The first number needed is on Line 31 of Form 1040, adjusted gross income. Next is Line 34, itemized deductions. Taxpayers with an adjusted gross income above $100,000 should multiply the difference by .03 to get their deduction limitation. Subtract that number from the itemized deductions to see what would be allowed under 1991 rules. Next, subtract that number and the amount for personal exemptions (Line 36) from the adjusted gross income to get the taxable income.

Though the government has not yet released tax tables to be used under the new law, David A. Berenson, national director of tax policy for Ernst & Young in Washington, has done preliminary calculations to help taxpayers estimate their own rates.

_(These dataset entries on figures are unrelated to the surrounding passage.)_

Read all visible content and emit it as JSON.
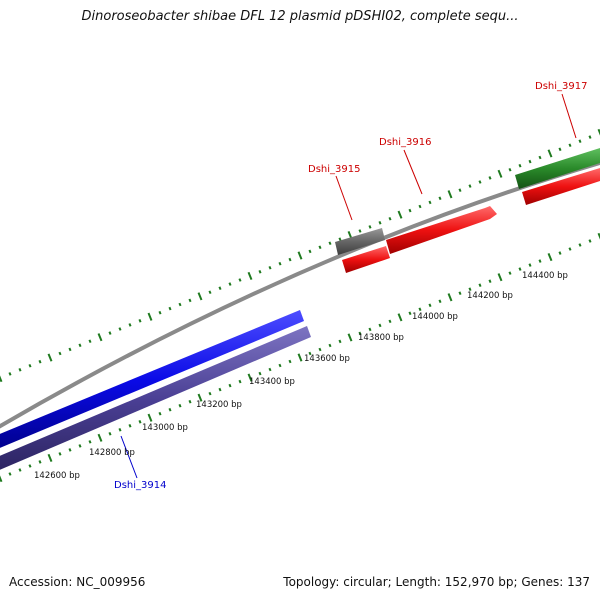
{
  "title": "Dinoroseobacter shibae DFL 12 plasmid pDSHI02, complete sequ...",
  "footer": {
    "accession": "Accession: NC_009956",
    "summary": "Topology: circular; Length: 152,970 bp; Genes: 137"
  },
  "scale_ticks": [
    "142600 bp",
    "142800 bp",
    "143000 bp",
    "143200 bp",
    "143400 bp",
    "143600 bp",
    "143800 bp",
    "144000 bp",
    "144200 bp",
    "144400 bp"
  ],
  "genes": [
    {
      "label": "Dshi_3914",
      "color": "#0000cc"
    },
    {
      "label": "Dshi_3915",
      "color": "#cc0000"
    },
    {
      "label": "Dshi_3916",
      "color": "#cc0000"
    },
    {
      "label": "Dshi_3917",
      "color": "#cc0000"
    }
  ],
  "colors": {
    "blue_feature": "#0a0ae6",
    "purple_feature": "#4a3f94",
    "red_feature": "#ee1111",
    "green_feature": "#2a8a2a",
    "gray_feature": "#666666",
    "backbone": "#8a8a8a",
    "tick_green": "#1f7a1f"
  }
}
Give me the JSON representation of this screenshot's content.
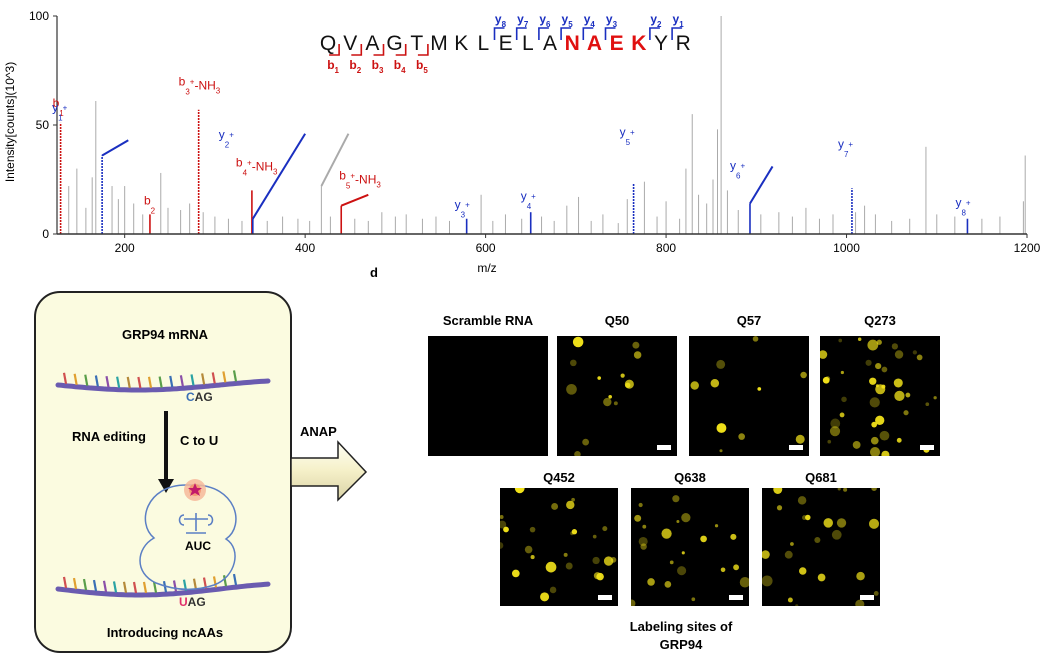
{
  "panel_label": "d",
  "chart_data": {
    "type": "bar",
    "xlabel": "m/z",
    "ylabel": "Intensity[counts](10^3)",
    "xlim": [
      125,
      1200
    ],
    "ylim": [
      0,
      100
    ],
    "x_ticks": [
      200,
      400,
      600,
      800,
      1000,
      1200
    ],
    "y_ticks": [
      0,
      50,
      100
    ],
    "grid": false,
    "peptide": {
      "residues": [
        "Q",
        "V",
        "A",
        "G",
        "T",
        "M",
        "K",
        "L",
        "E",
        "L",
        "A",
        "N",
        "A",
        "E",
        "K",
        "Y",
        "R"
      ],
      "highlight_start": 11,
      "highlight_end": 14,
      "highlight_color": "#e01010",
      "b_ions": [
        {
          "label": "b",
          "sub": "1",
          "after": 0
        },
        {
          "label": "b",
          "sub": "2",
          "after": 1
        },
        {
          "label": "b",
          "sub": "3",
          "after": 2
        },
        {
          "label": "b",
          "sub": "4",
          "after": 3
        },
        {
          "label": "b",
          "sub": "5",
          "after": 4
        }
      ],
      "y_ions": [
        {
          "label": "y",
          "sub": "8",
          "after": 8
        },
        {
          "label": "y",
          "sub": "7",
          "after": 9
        },
        {
          "label": "y",
          "sub": "6",
          "after": 10
        },
        {
          "label": "y",
          "sub": "5",
          "after": 11
        },
        {
          "label": "y",
          "sub": "4",
          "after": 12
        },
        {
          "label": "y",
          "sub": "3",
          "after": 13
        },
        {
          "label": "y",
          "sub": "2",
          "after": 15
        },
        {
          "label": "y",
          "sub": "1",
          "after": 16
        }
      ]
    },
    "series": [
      {
        "name": "b ions",
        "color": "#cc1111",
        "peaks": [
          {
            "mz": 129,
            "intensity": 51,
            "base": "b",
            "sub": "1",
            "sup": "",
            "suffix": ""
          },
          {
            "mz": 228,
            "intensity": 9,
            "base": "b",
            "sub": "2",
            "sup": "",
            "suffix": ""
          },
          {
            "mz": 282,
            "intensity": 57,
            "base": "b",
            "sub": "3",
            "sup": "+",
            "suffix": "-NH3"
          },
          {
            "mz": 341,
            "intensity": 20,
            "base": "b",
            "sub": "4",
            "sup": "+",
            "suffix": "-NH3"
          },
          {
            "mz": 440,
            "intensity": 13,
            "base": "b",
            "sub": "5",
            "sup": "+",
            "suffix": "-NH3"
          }
        ]
      },
      {
        "name": "y ions",
        "color": "#1a2fc0",
        "peaks": [
          {
            "mz": 175,
            "intensity": 36,
            "base": "y",
            "sub": "1",
            "sup": "+",
            "suffix": ""
          },
          {
            "mz": 342,
            "intensity": 7,
            "base": "y",
            "sub": "2",
            "sup": "+",
            "suffix": ""
          },
          {
            "mz": 579,
            "intensity": 7,
            "base": "y",
            "sub": "3",
            "sup": "+",
            "suffix": ""
          },
          {
            "mz": 650,
            "intensity": 10,
            "base": "y",
            "sub": "4",
            "sup": "+",
            "suffix": ""
          },
          {
            "mz": 764,
            "intensity": 23,
            "base": "y",
            "sub": "5",
            "sup": "+",
            "suffix": ""
          },
          {
            "mz": 893,
            "intensity": 14,
            "base": "y",
            "sub": "6",
            "sup": "+",
            "suffix": ""
          },
          {
            "mz": 1006,
            "intensity": 21,
            "base": "y",
            "sub": "7",
            "sup": "+",
            "suffix": ""
          },
          {
            "mz": 1134,
            "intensity": 7,
            "base": "y",
            "sub": "8",
            "sup": "+",
            "suffix": ""
          }
        ]
      },
      {
        "name": "unassigned",
        "color": "#aaaaaa",
        "peaks": [
          {
            "mz": 138,
            "intensity": 22
          },
          {
            "mz": 147,
            "intensity": 30
          },
          {
            "mz": 157,
            "intensity": 12
          },
          {
            "mz": 164,
            "intensity": 26
          },
          {
            "mz": 168,
            "intensity": 61
          },
          {
            "mz": 186,
            "intensity": 22
          },
          {
            "mz": 193,
            "intensity": 16
          },
          {
            "mz": 200,
            "intensity": 22
          },
          {
            "mz": 210,
            "intensity": 14
          },
          {
            "mz": 220,
            "intensity": 9
          },
          {
            "mz": 240,
            "intensity": 28
          },
          {
            "mz": 248,
            "intensity": 12
          },
          {
            "mz": 262,
            "intensity": 11
          },
          {
            "mz": 272,
            "intensity": 14
          },
          {
            "mz": 287,
            "intensity": 10
          },
          {
            "mz": 300,
            "intensity": 8
          },
          {
            "mz": 315,
            "intensity": 7
          },
          {
            "mz": 330,
            "intensity": 6
          },
          {
            "mz": 358,
            "intensity": 6
          },
          {
            "mz": 375,
            "intensity": 8
          },
          {
            "mz": 392,
            "intensity": 7
          },
          {
            "mz": 405,
            "intensity": 6
          },
          {
            "mz": 418,
            "intensity": 22
          },
          {
            "mz": 428,
            "intensity": 8
          },
          {
            "mz": 455,
            "intensity": 7
          },
          {
            "mz": 470,
            "intensity": 6
          },
          {
            "mz": 485,
            "intensity": 10
          },
          {
            "mz": 500,
            "intensity": 8
          },
          {
            "mz": 512,
            "intensity": 9
          },
          {
            "mz": 530,
            "intensity": 7
          },
          {
            "mz": 545,
            "intensity": 8
          },
          {
            "mz": 560,
            "intensity": 6
          },
          {
            "mz": 595,
            "intensity": 18
          },
          {
            "mz": 608,
            "intensity": 6
          },
          {
            "mz": 622,
            "intensity": 9
          },
          {
            "mz": 640,
            "intensity": 7
          },
          {
            "mz": 662,
            "intensity": 8
          },
          {
            "mz": 676,
            "intensity": 6
          },
          {
            "mz": 690,
            "intensity": 13
          },
          {
            "mz": 703,
            "intensity": 17
          },
          {
            "mz": 717,
            "intensity": 6
          },
          {
            "mz": 730,
            "intensity": 9
          },
          {
            "mz": 747,
            "intensity": 5
          },
          {
            "mz": 757,
            "intensity": 16
          },
          {
            "mz": 776,
            "intensity": 24
          },
          {
            "mz": 790,
            "intensity": 8
          },
          {
            "mz": 800,
            "intensity": 15
          },
          {
            "mz": 815,
            "intensity": 7
          },
          {
            "mz": 822,
            "intensity": 30
          },
          {
            "mz": 829,
            "intensity": 55
          },
          {
            "mz": 836,
            "intensity": 18
          },
          {
            "mz": 845,
            "intensity": 14
          },
          {
            "mz": 852,
            "intensity": 25
          },
          {
            "mz": 857,
            "intensity": 48
          },
          {
            "mz": 861,
            "intensity": 100
          },
          {
            "mz": 868,
            "intensity": 20
          },
          {
            "mz": 880,
            "intensity": 11
          },
          {
            "mz": 905,
            "intensity": 9
          },
          {
            "mz": 925,
            "intensity": 10
          },
          {
            "mz": 940,
            "intensity": 8
          },
          {
            "mz": 955,
            "intensity": 12
          },
          {
            "mz": 970,
            "intensity": 7
          },
          {
            "mz": 985,
            "intensity": 9
          },
          {
            "mz": 1010,
            "intensity": 10
          },
          {
            "mz": 1020,
            "intensity": 13
          },
          {
            "mz": 1032,
            "intensity": 9
          },
          {
            "mz": 1050,
            "intensity": 6
          },
          {
            "mz": 1070,
            "intensity": 7
          },
          {
            "mz": 1088,
            "intensity": 40
          },
          {
            "mz": 1100,
            "intensity": 9
          },
          {
            "mz": 1120,
            "intensity": 8
          },
          {
            "mz": 1150,
            "intensity": 7
          },
          {
            "mz": 1170,
            "intensity": 8
          },
          {
            "mz": 1196,
            "intensity": 15
          },
          {
            "mz": 1198,
            "intensity": 36
          }
        ]
      }
    ]
  },
  "schematic": {
    "mrna_title": "GRP94 mRNA",
    "codon_before_first": "C",
    "codon_before_rest": "AG",
    "editing_label": "RNA editing",
    "conversion_label": "C to U",
    "anticodon": "AUC",
    "codon_after_first": "U",
    "codon_after_rest": "AG",
    "caption": "Introducing ncAAs",
    "codon_c_color": "#3a6fb5",
    "codon_u_color": "#e0306a"
  },
  "arrow_label": "ANAP",
  "microscopy": {
    "row1": [
      "Scramble  RNA",
      "Q50",
      "Q57",
      "Q273"
    ],
    "row2": [
      "Q452",
      "Q638",
      "Q681"
    ],
    "caption_line1": "Labeling sites of",
    "caption_line2": "GRP94",
    "cell_color": "#f2e21a"
  }
}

To figure their tax, he said, a married couple filing jointly should subtract $82,050 from taxable income, multiply that result by .31 and add that result to $18,560. (The capital gains portion should be figured at 28 percent.) Single taxpayers should subtract $49,200 from their taxable income, multiply the result by .31 and add that result to $11,130.

Those with taxable income between $150,000 and $272,500 need to add an amount to their taxes for the phaseout of personal exemptions. Above that, exemptions are eliminated. This calculation is considerably more complicated than the 3 percent floor on itemized deductions.

The most anyone could lose would be $636 per exemption (that is, 31 percent of a $2,050 exemption, using the 1990 number) so adding that number times the number of exemptions to the tax owed will give a worst-case scenario.